In 2015 when Rachel Beyda, a Jewish student at UCLA was asked when applying to be on her school’s student Judicial board, “ Given that you are a Jewish student and very active in the Jewish community how do you see yourself being able to maintain an unbiased view?” and then subsequently denied a place on the committee because of her faith, the problem was less with Fabienne Roth who asked the question and pushed the issue, but with the rest of the council who voted against her. It was only when their faculty advisor admonished them, that they realized what they did and voted again to let her in.
Part of teaching the truth is knowing who to entrust it with. For example, many students may not realize that the campus rabbi may be the most visible voice for them, but they are not the most powerful. In fact, it’s more beneficial, say many administrators, to go to Jewish studies faculty with problems. This year, I hope to gather parents of teens together and teens themselves to talk about strategies to deal with anti-Semitism that may arise on their campuses.

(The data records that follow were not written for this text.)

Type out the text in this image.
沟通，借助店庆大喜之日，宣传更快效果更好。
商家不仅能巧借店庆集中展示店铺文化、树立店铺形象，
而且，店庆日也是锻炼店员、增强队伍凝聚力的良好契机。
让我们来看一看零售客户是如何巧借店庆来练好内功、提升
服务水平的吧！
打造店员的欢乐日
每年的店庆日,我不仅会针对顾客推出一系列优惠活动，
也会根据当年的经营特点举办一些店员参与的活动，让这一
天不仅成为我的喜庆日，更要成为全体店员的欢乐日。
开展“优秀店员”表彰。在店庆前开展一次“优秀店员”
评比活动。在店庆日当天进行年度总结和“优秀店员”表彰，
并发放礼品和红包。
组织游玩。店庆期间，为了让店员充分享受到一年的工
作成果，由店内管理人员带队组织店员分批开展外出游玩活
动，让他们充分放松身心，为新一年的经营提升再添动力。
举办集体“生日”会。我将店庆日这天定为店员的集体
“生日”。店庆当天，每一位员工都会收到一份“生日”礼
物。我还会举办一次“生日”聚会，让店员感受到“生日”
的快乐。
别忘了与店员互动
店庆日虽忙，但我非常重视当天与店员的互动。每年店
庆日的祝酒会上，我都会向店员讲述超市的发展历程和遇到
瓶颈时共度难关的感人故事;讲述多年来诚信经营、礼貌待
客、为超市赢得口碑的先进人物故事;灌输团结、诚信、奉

Part of being able to speak the truth is also having access to the history and language to talk about anti-semitism, Israel, and other issues that may arise. There have been a number of wonderful books that have been published in the past few years by Deborah Lipstadt, Bari Wiess, and Phyllis Goldstein that can help us to educate friends and allies about the nuances of “the world’s oldest hatred.” I hope to have many of these conversations here to give you the tools as well.
I also hope to be an ally as you look at the education your children are getting. How is the Holocaust taught in our local public schools? How is Israel presented? What role does Christmas play during December? Since attitudes start young, we can make a local impact by addressing these questions early.

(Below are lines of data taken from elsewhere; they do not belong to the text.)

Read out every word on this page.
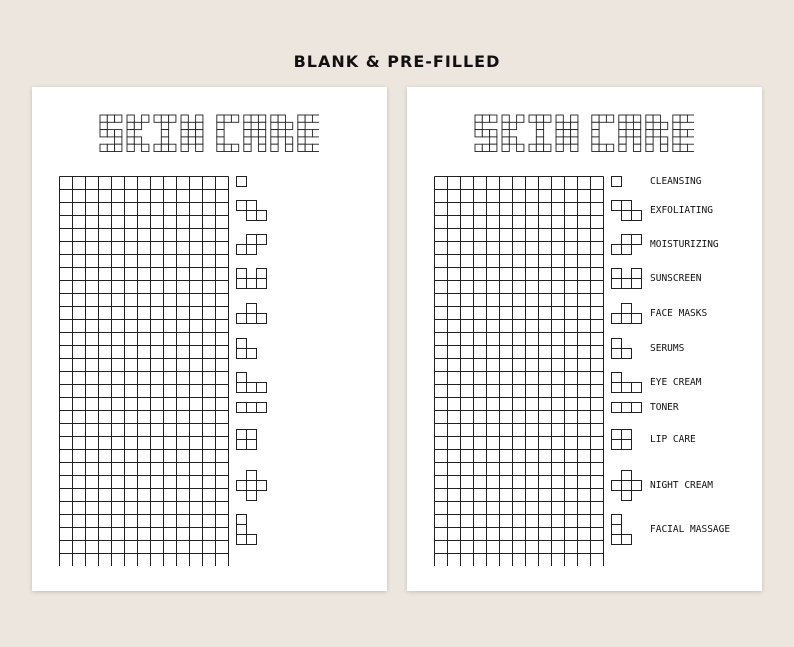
BLANK & PRE-FILLED
CLEANSING
EXFOLIATING
MOISTURIZING
SUNSCREEN
FACE MASKS
SERUMS
EYE CREAM
TONER
LIP CARE
NIGHT CREAM
FACIAL MASSAGE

But as important as building relationships and the seeking truth are, the most important thing you can do in the face of anti-Semitism is to not give up on yourself. In the face of anti-Semitism we might do one of two things. Out of fear, we might sacrifice our Jewishness to fit in or we might embrace our Jewishness but pull away from things that we are passionate about because we face anti-Semitism there. The key is to not let anti-Semitism define you.
People hate that which is elusive, that which they do not understand. The more open we are with our Judaism the more we defiantly laugh in the face of those who seek to undermine us. Showing up at Temple Ner Tamid after Pittsburgh is an act of defiance. Walking into social justice spaces as a proud Jew even if we might be asked unfairly to answer for every action of the Israeli government is an act of defiance. People should know that their neighbor, their customer, their friend is Jewish. For if they do, it will bring into focus the personal costs of ignoring anti-Semitism.
One of the most important things to know in the face of anti-Semitism is that we have agency. We are not powerless. How we own that power, what we do with it, will hopefully bring us one step closer to creating a future, much different than our history.